É notável a influência de Thoreau através dos tempos, pelo frescor de suas idéias, que permanecem novas, porque ainda dizem muito a respeito de como deve e pode ser uma vida simples e feliz. Em 1907 o poeta espanhol Antonio Machado (1875-1939) escreveu um comentário sobre “Walden”, assim encerrando o artigo: “Leiam, pois, intelectuales espanhõis, se ainda não o  haveis aprendido de memória, o livro deste inflectual que sonhou como latino e como saxão pôs em prática o seu sonho”. Ainda sob o impacto da barbárie da Segunda Guerra Mundial, em 1948 B.F.Skinner (1904-1990) publicou “Walden Dois”, narrativa sobre utopia humanista, baseada em Thoreau.

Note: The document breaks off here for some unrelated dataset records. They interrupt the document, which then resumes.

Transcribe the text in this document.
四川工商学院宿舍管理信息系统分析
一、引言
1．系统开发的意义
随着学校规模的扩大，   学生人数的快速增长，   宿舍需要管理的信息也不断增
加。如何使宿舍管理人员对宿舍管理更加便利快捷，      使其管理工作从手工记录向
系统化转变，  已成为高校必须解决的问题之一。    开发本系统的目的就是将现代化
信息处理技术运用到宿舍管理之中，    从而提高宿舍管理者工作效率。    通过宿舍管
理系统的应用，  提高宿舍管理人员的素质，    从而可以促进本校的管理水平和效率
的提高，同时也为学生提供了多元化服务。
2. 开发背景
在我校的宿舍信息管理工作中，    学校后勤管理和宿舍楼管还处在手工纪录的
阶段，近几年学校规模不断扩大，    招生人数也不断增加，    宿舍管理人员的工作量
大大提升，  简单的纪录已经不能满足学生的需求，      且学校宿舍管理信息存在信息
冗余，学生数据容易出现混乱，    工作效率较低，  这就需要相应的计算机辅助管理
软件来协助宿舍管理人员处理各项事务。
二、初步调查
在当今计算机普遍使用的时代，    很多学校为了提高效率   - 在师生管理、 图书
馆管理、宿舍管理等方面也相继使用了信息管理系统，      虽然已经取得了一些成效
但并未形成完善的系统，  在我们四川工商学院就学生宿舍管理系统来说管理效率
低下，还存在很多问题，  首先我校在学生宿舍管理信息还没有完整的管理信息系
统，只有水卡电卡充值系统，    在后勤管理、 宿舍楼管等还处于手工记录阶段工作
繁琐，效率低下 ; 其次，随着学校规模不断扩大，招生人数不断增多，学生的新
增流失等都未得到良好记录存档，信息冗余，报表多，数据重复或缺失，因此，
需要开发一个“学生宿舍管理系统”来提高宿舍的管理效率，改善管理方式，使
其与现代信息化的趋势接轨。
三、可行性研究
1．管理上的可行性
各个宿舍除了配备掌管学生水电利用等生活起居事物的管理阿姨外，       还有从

Como um dos indicadores mais recentes da permanência do pensamento de Thoreau, em 7 de junho de 2004, na cidade do México, foi inaugurada a cátedra Henry David Thoreau, na Faculdade de Filosofía e Letras da Universidad Nacional Autônoma do México (UNAM). Mais um tributo à contribuição de Thoreau, que continua sendo referência para uma nova forma de pensar e viver a vida. Uma vida que, se espera, no século 21 seja sustentável, para a garantia de continuidade da própria vida. (Por José Pedro Martins, in “Terra Cantata – Uma história da sustentabilidade”)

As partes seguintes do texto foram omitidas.